Aller au contenu

Page:Revue Musicale de Lyon 1904-01-12.pdf/5

La bibliothèque libre.
Le texte de cette page a été corrigé et est conforme au fac-similé.
149
revue musicale de lyon

Le premier lieutenant, dont on connaisse le nom, est un nommé Nicolas Hestier, qui, en 1508, avait dans sa juridiction la Touraine. On va voir que les musiciens de Lyon ne tardèrent pas à être aux prises avec un personnage analogue[1].

Il est à croire que si ce délégué et tous ceux qui, dans la suite, soutinrent des prétentions pareilles, eussent été Lyonnais, ils ne se fussent pas exposés à payer leurs charges pour courir après un profit aléatoire. Enfants de notre cité, ils auraient connu avec quel soin jaloux étaient défendus les privilèges de la ville. Ils trouvèrent en effet, pour leur résister, non seulement les musiciens, mais le consulat, conservateur des droits locaux, dont la concession n’était pas sans lui coûter cher.

La première trace de la lutte remonte en 1517 et se trouve consignée dans un mandement de 6 liv. à payer à sieur Pierre Laurencin pour la vuydange de procès des eulx-disant roy et maîstres jurés labourins. Le litige était pendant, en la cour de la Sénéchaussée, entre : Jehan d’Escosse, soi-disant roy, et certains nommés Petit-Jehan le Rebequet, Mochet[2]et certains autres leurs consorts eulx-disans maîstres jurés de l’art de tabourin et ménéstriers de la dite ville, d’une part ; et les conseillers de la ville, pour intérêt de la chose publique, d’autre part. Le Roy des Violons avait profité d’une attaque dirigée contre les privilèges du travail à Lyon, pour introduire ses lieutenants et ses prétentions dans la place.
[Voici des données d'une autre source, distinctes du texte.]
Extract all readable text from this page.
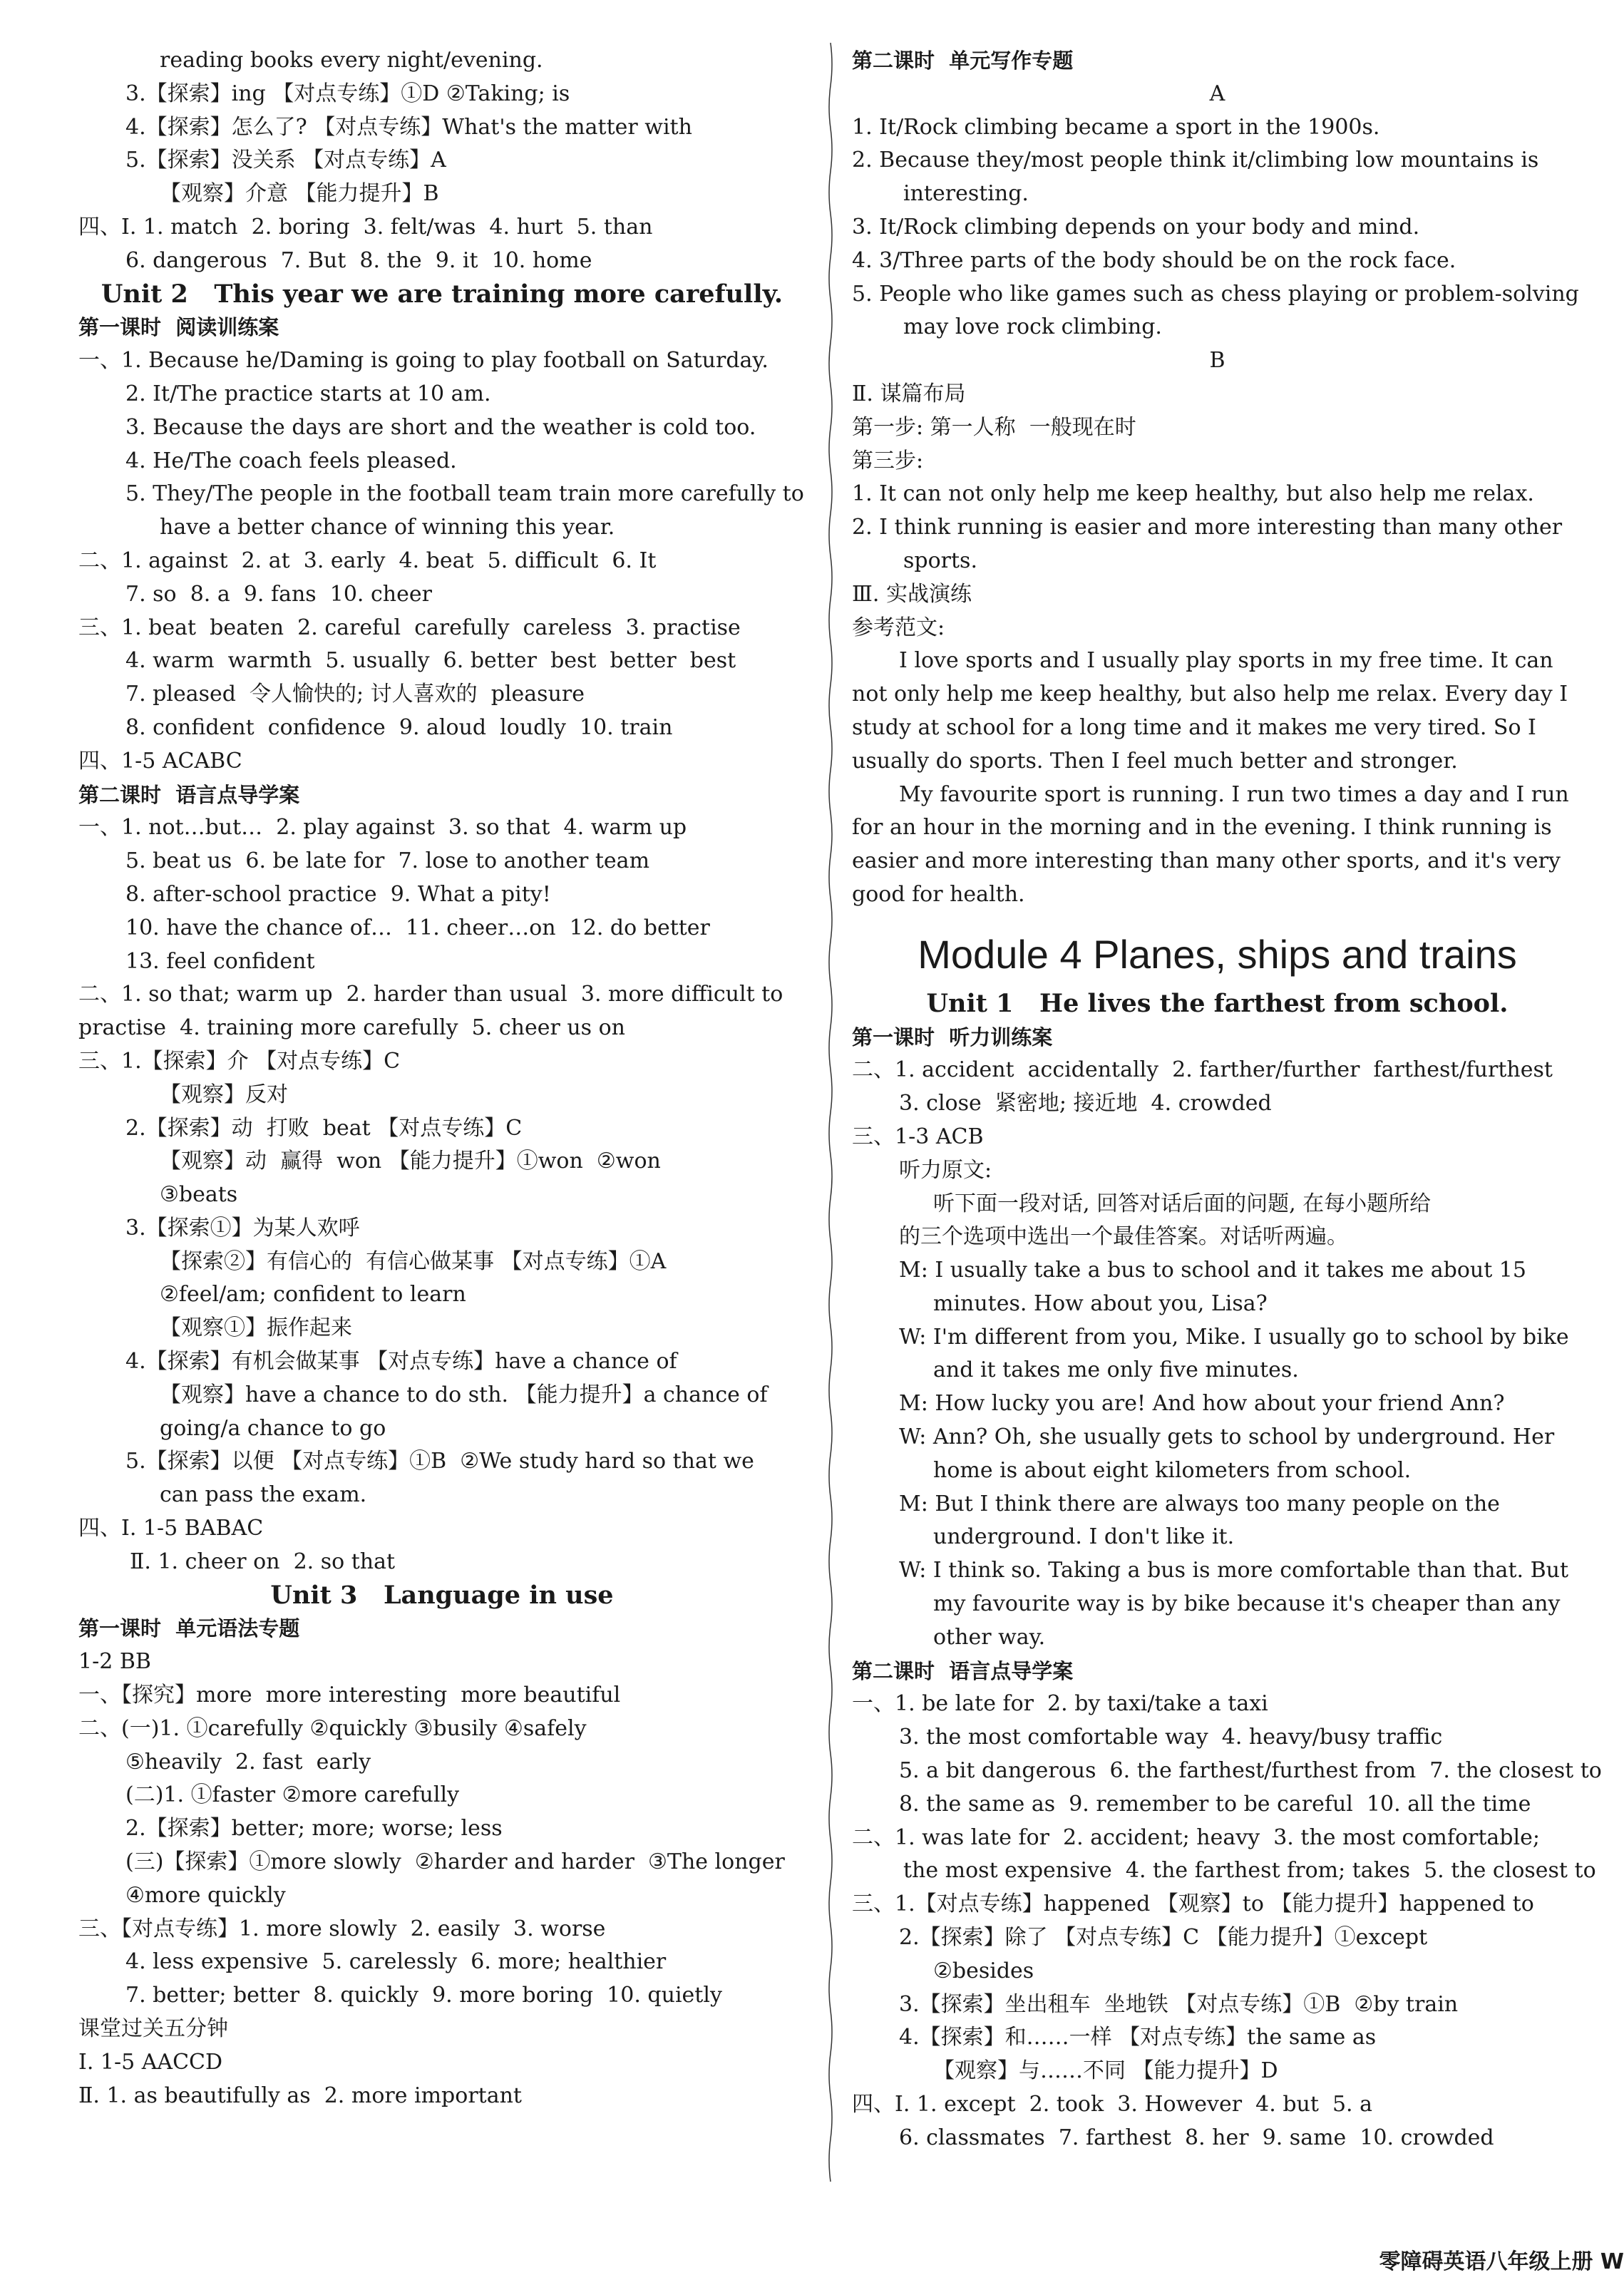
reading books every night/evening.
3.【探索】ing 【对点专练】①D ②Taking; is
4.【探索】怎么了? 【对点专练】What's the matter with
5.【探索】没关系 【对点专练】A
【观察】介意 【能力提升】B
四、Ⅰ. 1. match  2. boring  3. felt/was  4. hurt  5. than
6. dangerous  7. But  8. the  9. it  10. home
Unit 2   This year we are training more carefully.
第一课时  阅读训练案
一、1. Because he/Daming is going to play football on Saturday.
2. It/The practice starts at 10 am.
3. Because the days are short and the weather is cold too.
4. He/The coach feels pleased.
5. They/The people in the football team train more carefully to
have a better chance of winning this year.
二、1. against  2. at  3. early  4. beat  5. difficult  6. It
7. so  8. a  9. fans  10. cheer
三、1. beat  beaten  2. careful  carefully  careless  3. practise
4. warm  warmth  5. usually  6. better  best  better  best
7. pleased  令人愉快的; 讨人喜欢的  pleasure
8. confident  confidence  9. aloud  loudly  10. train
四、1-5 ACABC
第二课时  语言点导学案
一、1. not…but…  2. play against  3. so that  4. warm up
5. beat us  6. be late for  7. lose to another team
8. after-school practice  9. What a pity!
10. have the chance of…  11. cheer…on  12. do better
13. feel confident
二、1. so that; warm up  2. harder than usual  3. more difficult to
practise  4. training more carefully  5. cheer us on
三、1.【探索】介 【对点专练】C
【观察】反对
2.【探索】动  打败  beat 【对点专练】C
【观察】动  赢得  won 【能力提升】①won  ②won
③beats
3.【探索①】为某人欢呼
【探索②】有信心的  有信心做某事 【对点专练】①A
②feel/am; confident to learn
【观察①】振作起来
4.【探索】有机会做某事 【对点专练】have a chance of
【观察】have a chance to do sth. 【能力提升】a chance of
going/a chance to go
5.【探索】以便 【对点专练】①B  ②We study hard so that we
can pass the exam.
四、Ⅰ. 1-5 BABAC
Ⅱ. 1. cheer on  2. so that
Unit 3   Language in use
第一课时  单元语法专题
1-2 BB
一、【探究】more  more interesting  more beautiful
二、(一)1. ①carefully ②quickly ③busily ④safely
⑤heavily  2. fast  early
(二)1. ①faster ②more carefully
2.【探索】better; more; worse; less
(三)【探索】①more slowly  ②harder and harder  ③The longer
④more quickly
三、【对点专练】1. more slowly  2. easily  3. worse
4. less expensive  5. carelessly  6. more; healthier
7. better; better  8. quickly  9. more boring  10. quietly
课堂过关五分钟
Ⅰ. 1-5 AACCD
Ⅱ. 1. as beautifully as  2. more important
第二课时  单元写作专题
A
1. It/Rock climbing became a sport in the 1900s.
2. Because they/most people think it/climbing low mountains is
interesting.
3. It/Rock climbing depends on your body and mind.
4. 3/Three parts of the body should be on the rock face.
5. People who like games such as chess playing or problem-solving
may love rock climbing.
B
Ⅱ. 谋篇布局
第一步: 第一人称  一般现在时
第三步:
1. It can not only help me keep healthy, but also help me relax.
2. I think running is easier and more interesting than many other
sports.
Ⅲ. 实战演练
参考范文:
I love sports and I usually play sports in my free time. It can not only help me keep healthy, but also help me relax. Every day I study at school for a long time and it makes me very tired. So I usually do sports. Then I feel much better and stronger.
My favourite sport is running. I run two times a day and I run for an hour in the morning and in the evening. I think running is easier and more interesting than many other sports, and it's very good for health.
Module 4 Planes, ships and trains
Unit 1   He lives the farthest from school.
第一课时  听力训练案
二、1. accident  accidentally  2. farther/further  farthest/furthest
3. close  紧密地; 接近地  4. crowded
三、1-3 ACB
听力原文:
听下面一段对话, 回答对话后面的问题, 在每小题所给
的三个选项中选出一个最佳答案。对话听两遍。
M: I usually take a bus to school and it takes me about 15
minutes. How about you, Lisa?
W: I'm different from you, Mike. I usually go to school by bike
and it takes me only five minutes.
M: How lucky you are! And how about your friend Ann?
W: Ann? Oh, she usually gets to school by underground. Her
home is about eight kilometers from school.
M: But I think there are always too many people on the
underground. I don't like it.
W: I think so. Taking a bus is more comfortable than that. But
my favourite way is by bike because it's cheaper than any
other way.
第二课时  语言点导学案
一、1. be late for  2. by taxi/take a taxi
3. the most comfortable way  4. heavy/busy traffic
5. a bit dangerous  6. the farthest/furthest from  7. the closest to
8. the same as  9. remember to be careful  10. all the time
二、1. was late for  2. accident; heavy  3. the most comfortable;
the most expensive  4. the farthest from; takes  5. the closest to
三、1.【对点专练】happened 【观察】to 【能力提升】happened to
2.【探索】除了 【对点专练】C 【能力提升】①except
②besides
3.【探索】坐出租车  坐地铁 【对点专练】①B  ②by train
4.【探索】和……一样 【对点专练】the same as
【观察】与……不同 【能力提升】D
四、Ⅰ. 1. except  2. took  3. However  4. but  5. a
6. classmates  7. farthest  8. her  9. same  10. crowded
零障碍英语八年级上册 W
Dans ce litige, le consulat, tout en sauvegardant les privilèges municipaux et l’intérêt des musiciens, servait aussi celui des amateurs de musique, qui se heurtaient à un tarif fort élevé fixé, à son appétit, par sa majesté ménestrière.

La sénéchaussée donna gain de cause aux Lyonnais, mais l’affaire fut envoyée au Parlement, où elle eut vraisemblablement le même sort.

Indépendamment de son intérêt local, le document visé permet de combler en partie une lacune de plus d’un siècle, qui existe dans la dynastie violoneuse.

En effet, ni M. Bernhard, ni, après lui, M. d’Auriac ne citent aucun Roy des Violons, entre Jehan Facien (1422) et Roussol (1572). Jehan d’Escosse prendrait place entre les deux[3].

La tranquillité de nos musiciens ne fut pas bien longue : cette fois, le péril les englobait avec tous les corps d’état et métiers de la ville. Dans un but fiscal, Henri iii ordonna en 1581 l’établissement de maîtrises dans les Villes du Royaume non jurées : les joueurs et faiseurs d’instruments de Lyon furent taxés d’un droit de deux écus, modéré à deux tiers en 1597. On peut penser si le consulat s’opposa à la publication de ces édits, sans pouvoir toutefois obtenir satisfaction avant 1606.

En 1625, Louis Constantin, qui venait d’obtenir de Louis xiii, le titre de Roy et maîstre des menestriers et de tous les joueurs d’instruments tant hauts que bas du Royaume, se crut assez fort pour relancer les musiciens de Lyon et les obliger à prendre des lettres de maîtrise. Toujours sans succès.

Moins de quarante ans après, la lutte recommence : Guillaume Dumanoir avait obtenu en 1657, sans financer, en récom-

  1. V. Bernhard ; dissertation sur la corporation des Ménétriers ; et D’Auriac : La corporation des Ménétriers.
  2. Petit Jehan le Rebequet (1507-1547) ménestrier, était natif de La Baume en Viennois, il figure comme musicien au banquet offert aux ambassadeurs suisses en 1547.

    Jean Quille dit Mochet, taborineur, figure dans les pièces d’archives depuis 1507. Il fut inhumé à Saint-Paul en 1524. Le quartier Bourgneuf était le centre des bandes de musiciens.

  3. Dans une liste des Officiers domestiques de l’Hostile de Madame Loyse et Charlotte de France, fille du Roy François Ier, du 1er octobre 1516, au dernier May 1517, figure, Jehan Grand dit d’Escosse, joueur de musette.